Climate change and globalisation are accelerating the spread of species outside their natural habitat. This is the case of hymenopterans from Asia that are spreading to other continents, whose bites on people are associated with acute kidney diseases. Spanish scientists want to raise awareness of their health consequences.
Intense pain, swelling and reddening of the skin is what causes a common wasp sting. However, the reaction intensifies when it is the one of the Asian wasp, whose sting is similar to that of a large pin, causing acute pain, and later a strong stinging, similar to a burn. The more widespread skin inflammation and pain lasts for about 24 hours.

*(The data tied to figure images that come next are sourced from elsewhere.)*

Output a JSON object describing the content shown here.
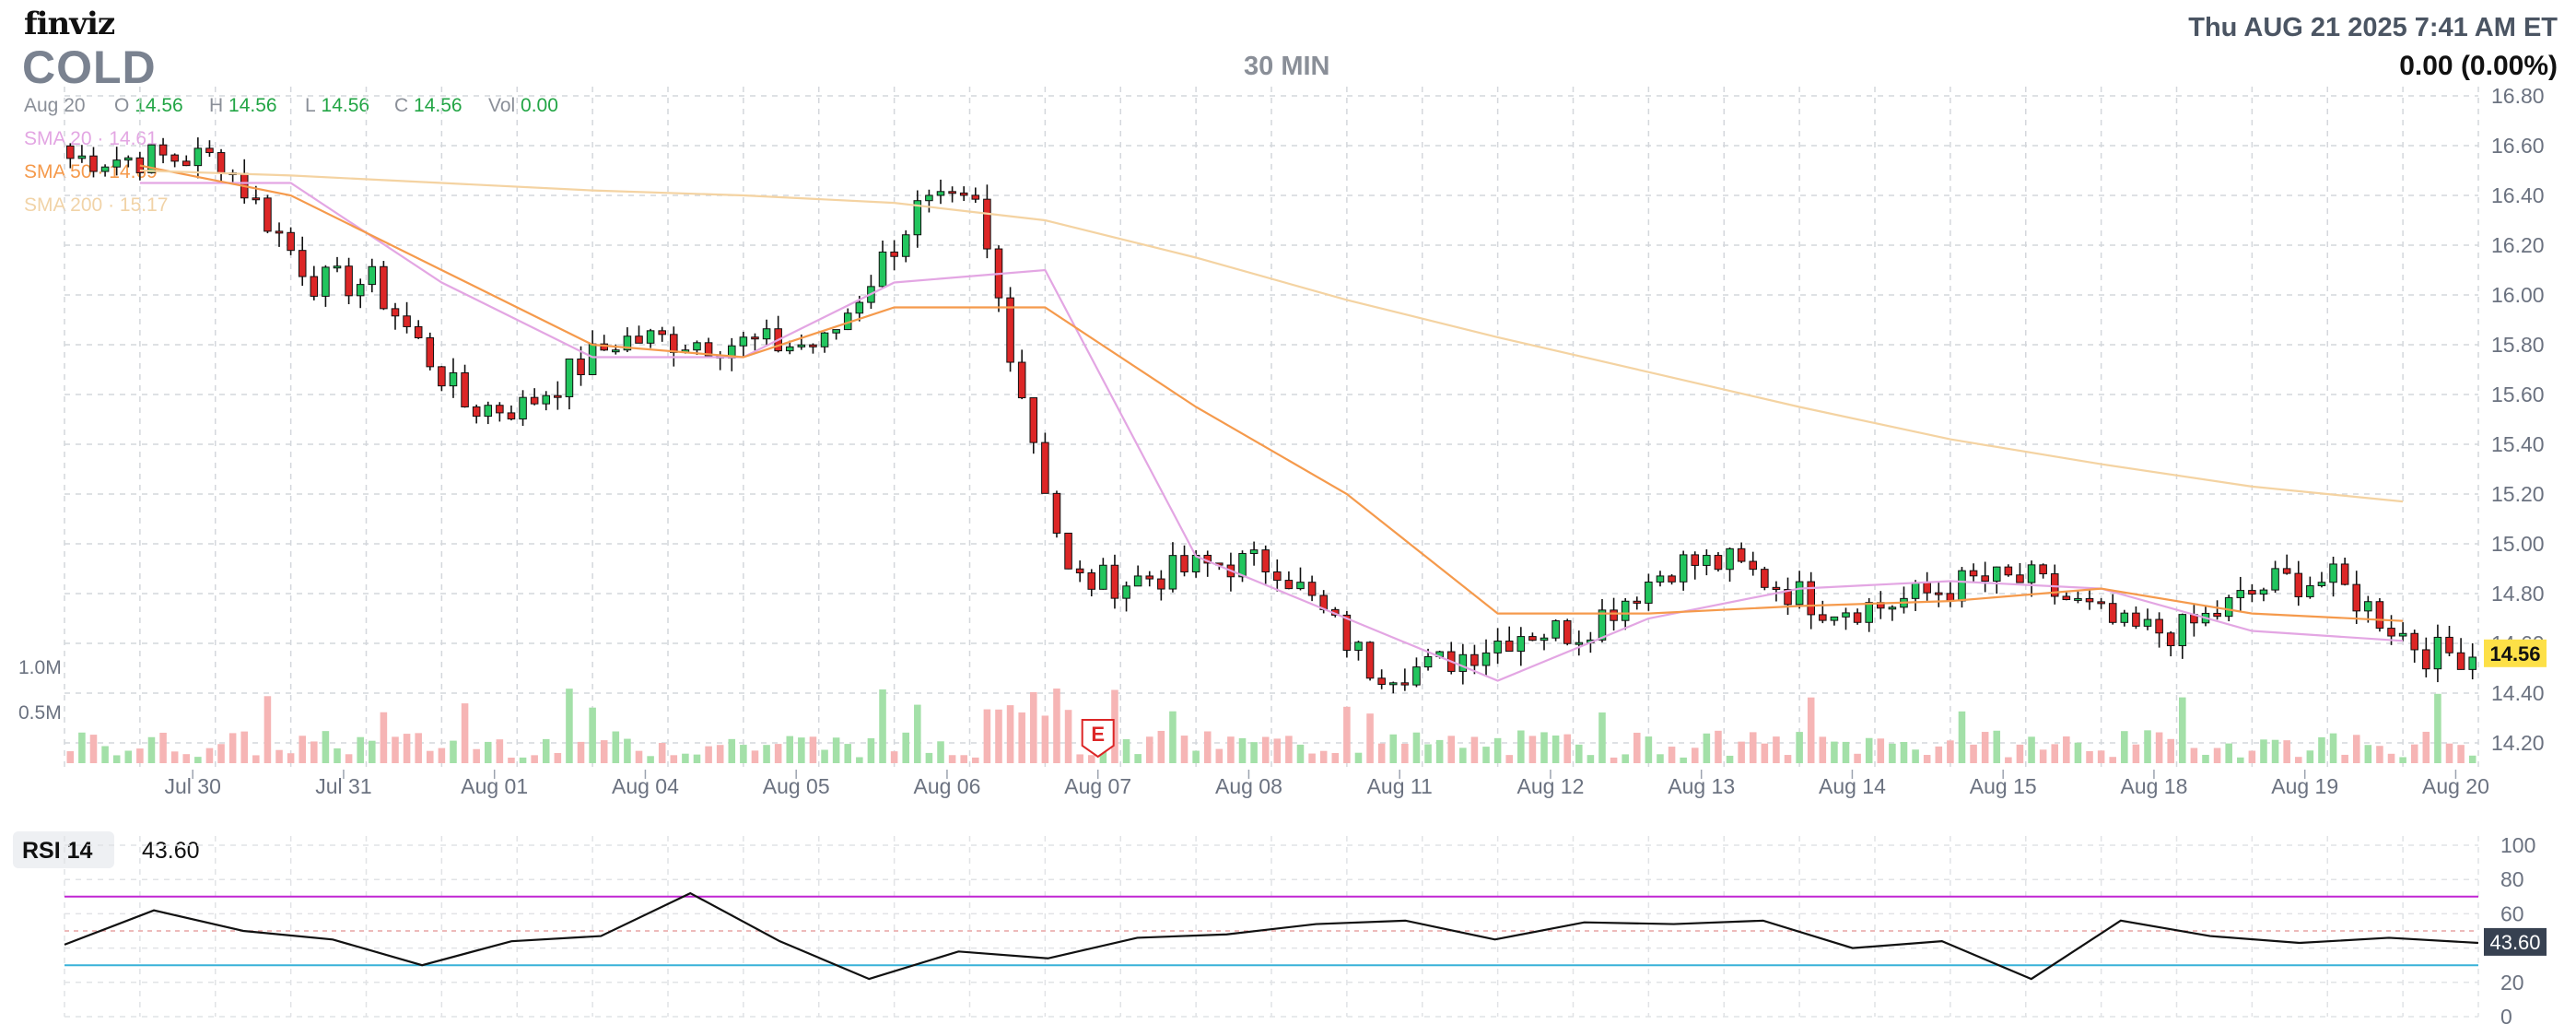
{
  "header": {
    "logo": "finviz",
    "ticker": "COLD",
    "timeframe": "30 MIN",
    "datetime": "Thu AUG 21 2025 7:41 AM ET",
    "change": "0.00 (0.00%)"
  },
  "ohlc": {
    "date": "Aug 20",
    "o_label": "O",
    "o": "14.56",
    "h_label": "H",
    "h": "14.56",
    "l_label": "L",
    "l": "14.56",
    "c_label": "C",
    "c": "14.56",
    "vol_label": "Vol",
    "vol": "0.00"
  },
  "sma": {
    "sma20_label": "SMA 20",
    "sma20_value": "14.61",
    "sma50_label": "SMA 50",
    "sma50_value": "14.69",
    "sma200_label": "SMA 200",
    "sma200_value": "15.17"
  },
  "colors": {
    "up": "#22c55e",
    "down": "#dc2626",
    "sma20": "#e3a6e3",
    "sma50": "#f59a4c",
    "sma200": "#f4d3a2",
    "vol_up": "#a3e0a8",
    "vol_down": "#f6b5b5",
    "rsi_over": "#c026d3",
    "rsi_under": "#38b2d8",
    "price_tag": "#fde047"
  },
  "chart_data": {
    "type": "candlestick",
    "symbol": "COLD",
    "interval": "30 MIN",
    "x_labels": [
      "Jul 30",
      "Jul 31",
      "Aug 01",
      "Aug 04",
      "Aug 05",
      "Aug 06",
      "Aug 07",
      "Aug 08",
      "Aug 11",
      "Aug 12",
      "Aug 13",
      "Aug 14",
      "Aug 15",
      "Aug 18",
      "Aug 19",
      "Aug 20"
    ],
    "y_ticks": [
      "16.80",
      "16.60",
      "16.40",
      "16.20",
      "16.00",
      "15.80",
      "15.60",
      "15.40",
      "15.20",
      "15.00",
      "14.80",
      "14.60",
      "14.40",
      "14.20"
    ],
    "ylim": [
      14.1,
      16.8
    ],
    "current_price": "14.56",
    "volume_ticks": [
      "1.0M",
      "0.5M"
    ],
    "earnings_marker": {
      "label": "E",
      "date": "Aug 07"
    },
    "price_path": [
      {
        "date": "Jul 30",
        "close": 16.55
      },
      {
        "date": "Jul 31",
        "close": 16.05
      },
      {
        "date": "Aug 01",
        "close": 15.55
      },
      {
        "date": "Aug 04",
        "close": 15.82
      },
      {
        "date": "Aug 05",
        "close": 15.8
      },
      {
        "date": "Aug 06",
        "close": 16.35
      },
      {
        "date": "Aug 07",
        "close": 14.85
      },
      {
        "date": "Aug 08",
        "close": 14.92
      },
      {
        "date": "Aug 11",
        "close": 14.5
      },
      {
        "date": "Aug 12",
        "close": 14.65
      },
      {
        "date": "Aug 13",
        "close": 14.92
      },
      {
        "date": "Aug 14",
        "close": 14.75
      },
      {
        "date": "Aug 15",
        "close": 14.85
      },
      {
        "date": "Aug 18",
        "close": 14.65
      },
      {
        "date": "Aug 19",
        "close": 14.85
      },
      {
        "date": "Aug 20",
        "close": 14.56
      }
    ],
    "sma_path": {
      "SMA 20": [
        16.45,
        16.45,
        16.05,
        15.75,
        15.75,
        16.05,
        16.1,
        14.95,
        14.7,
        14.45,
        14.7,
        14.82,
        14.85,
        14.82,
        14.65,
        14.61
      ],
      "SMA 50": [
        16.52,
        16.4,
        16.1,
        15.8,
        15.75,
        15.95,
        15.95,
        15.55,
        15.2,
        14.72,
        14.72,
        14.75,
        14.77,
        14.82,
        14.72,
        14.69
      ],
      "SMA 200": [
        16.5,
        16.48,
        16.45,
        16.42,
        16.4,
        16.37,
        16.3,
        16.15,
        15.98,
        15.83,
        15.69,
        15.55,
        15.42,
        15.32,
        15.23,
        15.17
      ]
    },
    "rsi": {
      "label": "RSI 14",
      "value": "43.60",
      "ticks": [
        "100",
        "80",
        "60",
        "40",
        "20",
        "0"
      ],
      "overbought": 70,
      "oversold": 30,
      "path": [
        42,
        62,
        50,
        45,
        30,
        44,
        47,
        72,
        44,
        22,
        38,
        34,
        46,
        48,
        54,
        56,
        45,
        55,
        54,
        56,
        40,
        44,
        22,
        56,
        47,
        43,
        46,
        43
      ]
    }
  }
}
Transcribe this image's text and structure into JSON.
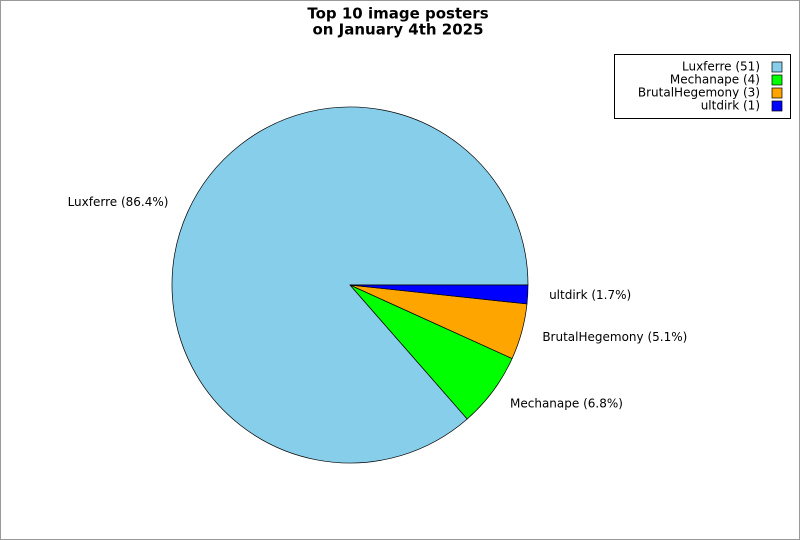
{
  "chart_data": {
    "type": "pie",
    "title": [
      "Top 10 image posters",
      "on January 4th 2025"
    ],
    "legend_labels": [
      "Luxferre (51)",
      "Mechanape (4)",
      "BrutalHegemony (3)",
      "ultdirk (1)"
    ],
    "values": [
      51,
      4,
      3,
      1
    ],
    "value_labels": [
      "Luxferre (86.4%)",
      "Mechanape (6.8%)",
      "BrutalHegemony (5.1%)",
      "ultdirk (1.7%)"
    ],
    "colors": [
      "#87ceeb",
      "#00ff00",
      "#ffa500",
      "#0000ff"
    ],
    "legend": "upper right"
  }
}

These insects, which originate from the Asian continent, are spreading to other regions due to the climate crisis or globalisation. The Asian giant hornet (Vespa mandarinia) is making its way to America, and the Asian wasp (Vespa velutina) and the Oriental hornet (Vespa orientalis) to Europe. The latter has been known to be present in Cádiz, Spain, since 2012.
In their countries of origin, experts had already documented and associated, in addition to the reaction of the sting itself, other health effects, such as acute renal failure. “The literature on wasps and acute renal failure is scarce and mostly from Asia, so nephrologists outside Asia are not familiar with this health problem,” explains Alberto Ortiz, a researcher at the Fundación Jiménez Díaz and co-author of an editorial in the Clinical Kidney Journal.

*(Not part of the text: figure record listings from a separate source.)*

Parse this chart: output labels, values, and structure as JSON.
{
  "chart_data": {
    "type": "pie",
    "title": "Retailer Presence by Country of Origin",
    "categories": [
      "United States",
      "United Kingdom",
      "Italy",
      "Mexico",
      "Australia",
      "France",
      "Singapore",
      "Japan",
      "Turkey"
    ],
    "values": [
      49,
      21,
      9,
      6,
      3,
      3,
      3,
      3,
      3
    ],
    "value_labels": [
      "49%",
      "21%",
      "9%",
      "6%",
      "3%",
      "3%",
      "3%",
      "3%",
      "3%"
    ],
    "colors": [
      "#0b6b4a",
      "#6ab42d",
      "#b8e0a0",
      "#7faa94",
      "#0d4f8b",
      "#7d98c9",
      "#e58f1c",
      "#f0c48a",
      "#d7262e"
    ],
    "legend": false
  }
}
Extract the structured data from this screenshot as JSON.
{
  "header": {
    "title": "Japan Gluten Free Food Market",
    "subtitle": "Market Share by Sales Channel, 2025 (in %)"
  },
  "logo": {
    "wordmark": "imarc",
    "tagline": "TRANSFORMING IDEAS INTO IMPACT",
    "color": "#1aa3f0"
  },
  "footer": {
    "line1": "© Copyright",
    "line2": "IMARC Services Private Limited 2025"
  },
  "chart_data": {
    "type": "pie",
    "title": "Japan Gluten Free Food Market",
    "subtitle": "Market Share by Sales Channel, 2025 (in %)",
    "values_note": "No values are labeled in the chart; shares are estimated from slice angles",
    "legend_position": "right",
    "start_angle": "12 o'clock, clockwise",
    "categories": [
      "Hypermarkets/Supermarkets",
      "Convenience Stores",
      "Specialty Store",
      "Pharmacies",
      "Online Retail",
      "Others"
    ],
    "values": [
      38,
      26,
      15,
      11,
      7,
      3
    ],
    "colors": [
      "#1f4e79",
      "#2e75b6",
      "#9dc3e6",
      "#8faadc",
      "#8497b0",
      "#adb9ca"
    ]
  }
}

According to the authors, although this complication has probably been present for millennia, existing health reports on the association between Asian wasp stings and kidney failure are relatively recent. In fact, the first one was made in Thailand in 1972, and since then most of them have been from Asia. As of January 2022, the databases contained 73 reports from 19 countries, 15 of them in Asia.
“Nephrologists in Europe and North America may not be aware of a health problem that is increasingly recognised,” says Sol Carriazo, a researcher in the Department of Medicine at the Autonomous University of Madrid and co-author of the commentary. On both continents, the toxicity of native wasps is lower than that of Asian wasps.
Avispa asiática en Portugal. / Charles J. Sharp
However, what does reach the experts is the news about these invasive species and the social alarm created through the media. V. mandarinia has been detected since 2019 in western British Columbia (Canada) and Washington State (USA), and is a problem for bees and humans.
“In Europe, V. velutina arrived in Bordeaux, France, in 2005 and has since spread to Italy, Germany, Belgium, the Netherlands, the UK, Spain and Portugal, where it kills honey bees. Both species can induce acute kidney damage or be lethal in humans," says Ortiz. In addition, the black shield wasp (V. bicolor), native to China, and the oriental hornet (V. orientalis) have also been detected in Spain.
According to a study, carried out by Chinese researchers at the Suining Central Hospital from the analysis of 1,131 patients with wasp stings, the Asian giant hornet and the Asian wasp were among those causing the most hospitalisations, although most cases were caused by the black-tailed hornet (V. basalis).
The hospital established a protocol with anti-allergic or anti-shock treatment; local treatment (removal of stings, local dexamethasone and lidocaine); elimination of toxins and prevention of acute kidney injury caused by rhabdomyolysis and haemolysis; analgesia and tetanus antitoxin. In severe patients with multiple stings, they used continuous venous haemofiltration, haemoperfusion or plasma exchange to improve prognosis with the aim of expelling toxins that could lead to organ failure.
To reduce mortality in the most severe cases, the scientists applied a wasp sting severity assessment or index to 153 patients in 2020 based on the observation of four aspects: tea-coloured urine, number of stings, lactate dehydrogenase -an enzyme found in different tissues of the body- and total bilirubin.
If the severity index results are equal to or greater than three, experts suggest the need for an early plasma exchange (within 24 hours of the sting). However, under these same conditions, they do not consider continuous venovenous haemofiltration and haemoperfusion to reduce mortality.
Although this methodology still requires external validation, the authors suggest that the information it provides could serve as a guide to action and raise awareness of the effects of these attacks.
Sol Carriazo et al. “Wasp stings and plasma Exchange” Clinical Kidney Journal.